In the most compelling scenarios, companies are empowering their employees not just with the relevant data they need, but with AI to reason over that data and assist where needed. Publicis has 80,000 employees and like other large organizations, finding the person with the right skills that you need access to can be a difficult task. To help solve this problem, Publicis teamed up with Microsoft to develop Marcel, an AI powered platform for connecting Publicis’ employees. This is an example of the pattern of “AI assisting professionals” which Publicis will accomplish in 3 ways. First, AI will be used to identify the skills and connections of each employee and then make it easier to search for and find the person that has the skills needed to accomplish a specific task. Second, by having a complete knowledge graph of the skills and abilities available within the company, collections of people that show unique combinations of expertise can be surfaced for specific projects. Third, is the ability to create new and ad-hoc working groups will allow employees can now participate in projects beyond their immediate boundaries creating more organic opportunities for employee growth.
The interconnected power of the feedback loop also extends to operations. As companies build increasingly robust data assets around their products, customers, and people, opportunities quickly appear to deliver products & services more efficiently and reliably. Think of how data + AI has changed the Taxi industry, where street-side hailing is often replaced by apps that use location data and complex algorithms to optimize the matching of riders with drivers.

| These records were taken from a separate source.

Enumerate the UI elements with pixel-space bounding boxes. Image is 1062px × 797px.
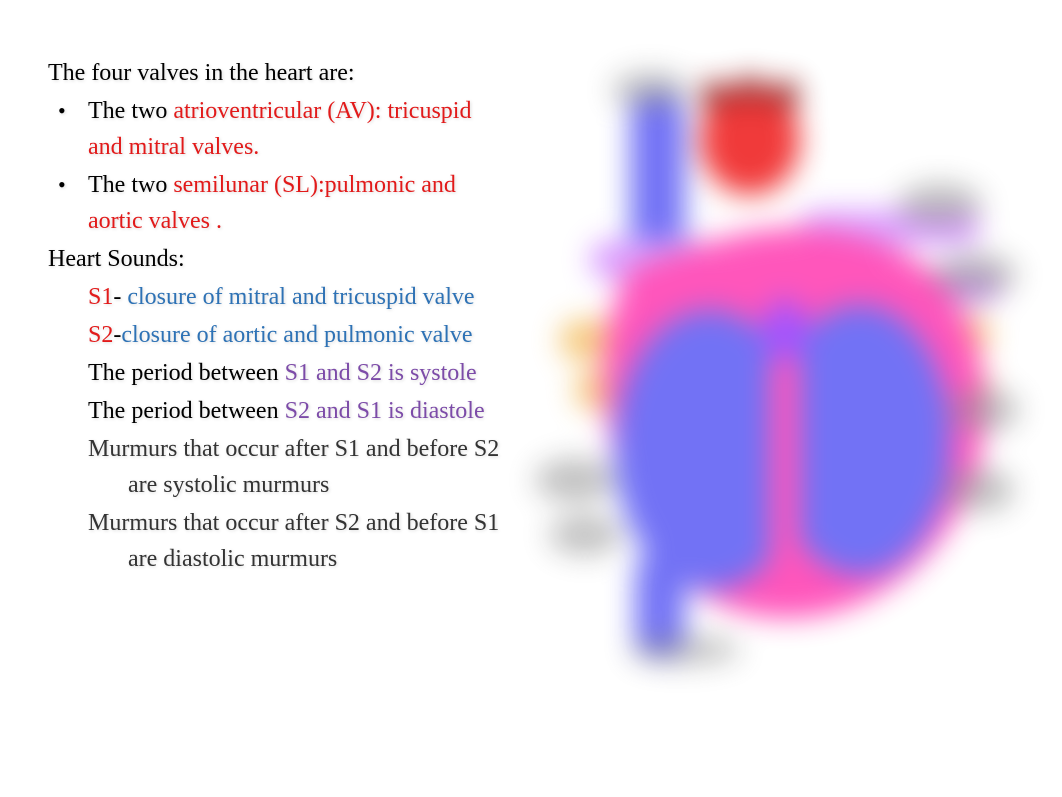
bullet-marker: • — [58, 93, 88, 128]
period-1: The period between S1 and S2 is systole — [88, 355, 508, 391]
heart-sounds-heading: Heart Sounds: — [48, 241, 508, 277]
bullet-marker: • — [58, 167, 88, 202]
bullet-text-2: The two semilunar (SL):pulmonic and aort… — [88, 167, 508, 239]
s2-label: S2 — [88, 322, 113, 348]
s1-desc: closure of mitral and tricuspid valve — [127, 284, 474, 310]
period2-black: The period between — [88, 398, 285, 424]
murmur-1: Murmurs that occur after S1 and before S… — [88, 431, 508, 503]
bullet2-black: The two — [88, 172, 173, 198]
period2-purple: S2 and S1 is diastole — [285, 398, 485, 424]
murmur-2: Murmurs that occur after S2 and before S… — [88, 505, 508, 577]
heart-diagram — [520, 70, 1030, 670]
period1-purple: S1 and S2 is systole — [285, 360, 477, 386]
s2-desc: closure of aortic and pulmonic valve — [121, 322, 472, 348]
bullet-1: • The two atrioventricular (AV): tricusp… — [48, 93, 508, 165]
text-content: The four valves in the heart are: • The … — [48, 55, 508, 579]
period-2: The period between S2 and S1 is diastole — [88, 393, 508, 429]
bullet-2: • The two semilunar (SL):pulmonic and ao… — [48, 167, 508, 239]
bullet-text-1: The two atrioventricular (AV): tricuspid… — [88, 93, 508, 165]
s1-dash: - — [113, 284, 127, 310]
period1-black: The period between — [88, 360, 285, 386]
s1-line: S1- closure of mitral and tricuspid valv… — [88, 279, 508, 315]
bullet1-black: The two — [88, 98, 173, 124]
s2-line: S2-closure of aortic and pulmonic valve — [88, 317, 508, 353]
s1-label: S1 — [88, 284, 113, 310]
intro-line: The four valves in the heart are: — [48, 55, 508, 91]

Jabil, one of the world’s leading design and manufacturing solution providers provides a powerful example of how the Digital Feedback Loop can also help companies optimize their operational processes. Using Azure Machine Learning, Jabil can analyze a given manufacturing process and identify high-risk areas where it will fail. By taking existing defect data and using ML techniques to create a custom “inspection model” Jabil has “seen at least an 80 percent accuracy rate in the prediction of machine processes that will slow down or fail, contributing to a scrap and rework savings of 17 percent,” said Clint Belinsky, vice president, Global Quality, Jabil. (source)
Using data from sensors to optimize and maintain the health of a system is one of the ways to use the autonomous systems AI pattern. First step is to instrument your system or process to get key health metrics and then to use that data to trigger an automated system to fix problems as they arise.
Creating the Digital Feedback Loop
Although I provided a couple examples of how customers are using Microsoft AI patterns and technologies to drive feedback loops across customers, employees, products, and operations; this just the start. At this point in time it is too early for AI to solve every problem, but it is too late not to get started. Whether you are attending Inspire in person or online, take some time to attend some of the AI sessions and think about how some of these AI technologies can be used for your digital feedback loops. I am looking forward to seeing what you build.